By Saurabh Chaturvedi
SINGAPORE--DBS Group Holdings Ltd., Singapore's biggest lender, on Monday reported a 21% rise in its first quarter net profit, helped by higher net interest income and non-interest income amid growth in loans.
Net profit in the March quarter was 1.51 billion Singapore dollars (US$1.14 billion), compared with S$1.25 billion in the same period last year.
DBS was expected to post a net profit of S$1.41 billion, according to estimates on FactSet.
Net interest income rose to S$2.13 billion from S$1.83 billion a year ago as the bank's net interest margin grew to 1.83% in the first three months from 1.74%. Customer loans during the quarter rose 10% from a year ago to S$328.22 billion.
Income from fees and commissions grew 12% on year to S$744 million. Total income from operations was at S$3.36 billion from S$2.89 billion in the first quarter of last year.
Expenses rose 12% to about S$1.40 billion from S$1.25 billion a year ago, DBS said.
The bank's ratio of nonperforming loans rose to 1.6% in the first quarter versus 1.4% last year.
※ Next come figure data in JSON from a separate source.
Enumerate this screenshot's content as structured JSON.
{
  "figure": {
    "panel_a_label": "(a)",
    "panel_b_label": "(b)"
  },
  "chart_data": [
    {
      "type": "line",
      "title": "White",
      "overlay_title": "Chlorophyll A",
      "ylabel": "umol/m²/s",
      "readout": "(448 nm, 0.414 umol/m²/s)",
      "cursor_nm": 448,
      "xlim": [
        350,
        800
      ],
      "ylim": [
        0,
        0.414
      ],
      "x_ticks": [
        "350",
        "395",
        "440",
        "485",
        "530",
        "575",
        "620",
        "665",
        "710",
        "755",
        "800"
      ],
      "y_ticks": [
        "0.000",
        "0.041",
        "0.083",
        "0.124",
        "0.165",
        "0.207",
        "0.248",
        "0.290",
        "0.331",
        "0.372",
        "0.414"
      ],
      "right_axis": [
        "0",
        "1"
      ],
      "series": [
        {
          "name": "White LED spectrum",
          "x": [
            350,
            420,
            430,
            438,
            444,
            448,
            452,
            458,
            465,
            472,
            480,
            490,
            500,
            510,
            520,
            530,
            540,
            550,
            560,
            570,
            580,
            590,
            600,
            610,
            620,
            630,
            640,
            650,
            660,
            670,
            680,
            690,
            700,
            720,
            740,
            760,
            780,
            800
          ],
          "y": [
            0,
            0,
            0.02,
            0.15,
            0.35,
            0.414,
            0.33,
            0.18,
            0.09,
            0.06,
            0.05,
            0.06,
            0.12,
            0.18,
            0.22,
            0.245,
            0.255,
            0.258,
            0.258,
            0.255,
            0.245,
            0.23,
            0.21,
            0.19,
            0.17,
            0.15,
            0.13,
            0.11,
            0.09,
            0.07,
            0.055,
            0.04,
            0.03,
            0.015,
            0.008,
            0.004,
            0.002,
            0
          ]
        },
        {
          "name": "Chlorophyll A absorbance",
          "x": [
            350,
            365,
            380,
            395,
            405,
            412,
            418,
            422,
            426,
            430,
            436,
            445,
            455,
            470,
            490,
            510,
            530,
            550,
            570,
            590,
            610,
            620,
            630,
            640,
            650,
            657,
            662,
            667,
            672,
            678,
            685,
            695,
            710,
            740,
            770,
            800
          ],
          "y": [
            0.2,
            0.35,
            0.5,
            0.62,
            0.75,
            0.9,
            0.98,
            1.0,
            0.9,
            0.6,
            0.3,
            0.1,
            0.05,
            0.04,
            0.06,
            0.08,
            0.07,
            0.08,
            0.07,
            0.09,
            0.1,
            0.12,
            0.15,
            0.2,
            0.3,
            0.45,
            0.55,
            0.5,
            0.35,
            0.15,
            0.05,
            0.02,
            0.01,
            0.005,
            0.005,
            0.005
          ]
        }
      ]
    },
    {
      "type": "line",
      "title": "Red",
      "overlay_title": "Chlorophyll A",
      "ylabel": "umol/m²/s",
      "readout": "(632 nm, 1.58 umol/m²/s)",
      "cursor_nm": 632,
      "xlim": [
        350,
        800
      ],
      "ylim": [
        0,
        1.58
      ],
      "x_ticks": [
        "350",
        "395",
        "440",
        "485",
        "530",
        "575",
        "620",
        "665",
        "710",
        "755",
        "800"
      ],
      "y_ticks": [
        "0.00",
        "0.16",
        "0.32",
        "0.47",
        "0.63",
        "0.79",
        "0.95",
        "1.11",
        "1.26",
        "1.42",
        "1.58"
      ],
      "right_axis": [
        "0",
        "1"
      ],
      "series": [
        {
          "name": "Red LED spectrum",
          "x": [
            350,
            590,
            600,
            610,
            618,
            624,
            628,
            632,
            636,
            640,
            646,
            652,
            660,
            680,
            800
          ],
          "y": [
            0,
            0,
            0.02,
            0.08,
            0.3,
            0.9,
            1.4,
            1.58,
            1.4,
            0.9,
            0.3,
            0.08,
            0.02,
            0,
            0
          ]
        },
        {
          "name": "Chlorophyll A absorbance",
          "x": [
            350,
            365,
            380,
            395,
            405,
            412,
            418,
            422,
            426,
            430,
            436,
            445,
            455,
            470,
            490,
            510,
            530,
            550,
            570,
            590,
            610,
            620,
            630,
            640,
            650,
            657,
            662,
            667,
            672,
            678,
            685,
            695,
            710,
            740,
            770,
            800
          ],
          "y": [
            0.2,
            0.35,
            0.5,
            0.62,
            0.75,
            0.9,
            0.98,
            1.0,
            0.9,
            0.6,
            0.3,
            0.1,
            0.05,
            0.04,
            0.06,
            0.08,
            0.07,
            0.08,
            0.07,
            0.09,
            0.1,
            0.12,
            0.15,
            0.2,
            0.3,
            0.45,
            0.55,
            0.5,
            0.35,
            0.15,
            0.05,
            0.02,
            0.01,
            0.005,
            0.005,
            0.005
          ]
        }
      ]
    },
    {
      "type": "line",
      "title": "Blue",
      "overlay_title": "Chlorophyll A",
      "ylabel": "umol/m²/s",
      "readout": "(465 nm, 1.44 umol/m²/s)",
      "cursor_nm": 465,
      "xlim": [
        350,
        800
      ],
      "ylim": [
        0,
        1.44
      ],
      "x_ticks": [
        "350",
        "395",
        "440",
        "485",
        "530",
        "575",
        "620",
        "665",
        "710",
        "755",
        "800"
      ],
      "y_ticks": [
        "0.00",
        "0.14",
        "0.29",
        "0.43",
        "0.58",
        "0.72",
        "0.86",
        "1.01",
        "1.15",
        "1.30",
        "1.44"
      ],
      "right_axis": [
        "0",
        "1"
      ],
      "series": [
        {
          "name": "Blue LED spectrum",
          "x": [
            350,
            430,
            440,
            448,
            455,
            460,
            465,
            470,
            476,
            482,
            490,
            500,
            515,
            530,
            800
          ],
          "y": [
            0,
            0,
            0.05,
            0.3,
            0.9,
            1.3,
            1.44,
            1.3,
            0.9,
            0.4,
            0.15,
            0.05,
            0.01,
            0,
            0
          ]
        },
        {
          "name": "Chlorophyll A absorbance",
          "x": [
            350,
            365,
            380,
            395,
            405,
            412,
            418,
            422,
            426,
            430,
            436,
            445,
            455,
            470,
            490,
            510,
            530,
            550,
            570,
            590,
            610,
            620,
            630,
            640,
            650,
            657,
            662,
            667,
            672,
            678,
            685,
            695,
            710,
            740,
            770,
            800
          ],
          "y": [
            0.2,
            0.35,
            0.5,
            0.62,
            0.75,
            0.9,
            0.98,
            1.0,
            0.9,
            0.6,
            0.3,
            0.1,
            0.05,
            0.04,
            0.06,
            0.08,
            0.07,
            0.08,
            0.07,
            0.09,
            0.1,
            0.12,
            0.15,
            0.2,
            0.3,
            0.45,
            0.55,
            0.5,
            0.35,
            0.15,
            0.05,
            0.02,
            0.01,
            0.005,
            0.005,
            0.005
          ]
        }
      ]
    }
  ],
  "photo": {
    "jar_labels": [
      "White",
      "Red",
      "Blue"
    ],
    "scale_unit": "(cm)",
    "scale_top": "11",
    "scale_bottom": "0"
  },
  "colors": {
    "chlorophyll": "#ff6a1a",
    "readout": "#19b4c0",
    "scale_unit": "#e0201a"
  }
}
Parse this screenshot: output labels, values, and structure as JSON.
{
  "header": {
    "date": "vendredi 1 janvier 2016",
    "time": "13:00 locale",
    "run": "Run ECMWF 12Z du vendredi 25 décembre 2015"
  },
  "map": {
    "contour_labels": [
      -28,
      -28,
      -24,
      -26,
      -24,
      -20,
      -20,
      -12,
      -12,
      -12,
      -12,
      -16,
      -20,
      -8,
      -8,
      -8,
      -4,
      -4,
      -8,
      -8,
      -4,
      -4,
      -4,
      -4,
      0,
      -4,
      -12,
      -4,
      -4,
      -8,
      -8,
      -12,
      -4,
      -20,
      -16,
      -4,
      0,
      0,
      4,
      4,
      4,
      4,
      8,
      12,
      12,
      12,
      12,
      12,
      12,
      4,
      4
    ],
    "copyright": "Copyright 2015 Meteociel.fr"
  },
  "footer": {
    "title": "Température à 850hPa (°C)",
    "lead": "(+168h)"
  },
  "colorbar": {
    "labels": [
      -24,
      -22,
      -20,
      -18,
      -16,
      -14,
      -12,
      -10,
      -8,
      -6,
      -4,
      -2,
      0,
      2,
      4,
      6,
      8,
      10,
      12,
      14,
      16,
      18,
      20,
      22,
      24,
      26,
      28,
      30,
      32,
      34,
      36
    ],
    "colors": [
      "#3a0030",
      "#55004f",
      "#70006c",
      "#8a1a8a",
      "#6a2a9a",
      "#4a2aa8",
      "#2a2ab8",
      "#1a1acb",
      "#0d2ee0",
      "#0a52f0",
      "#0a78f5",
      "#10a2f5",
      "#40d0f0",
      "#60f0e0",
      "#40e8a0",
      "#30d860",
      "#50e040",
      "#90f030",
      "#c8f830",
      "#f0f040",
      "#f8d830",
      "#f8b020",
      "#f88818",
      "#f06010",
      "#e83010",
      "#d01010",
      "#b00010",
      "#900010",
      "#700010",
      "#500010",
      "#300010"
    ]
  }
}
It was at 1.7% in the fourth quarter of last year.
While keeping a watchful eye on potential geopolitical trade tensions, DBS Group Chief Executive Piyush Gupta said he expects the region's economic fundamentals to remain sound, something that bodes well for the lender's loan growth outlook.
"Our pipeline is healthy and we expect to continue capturing business opportunities and delivering shareholder returns in the coming year," he added.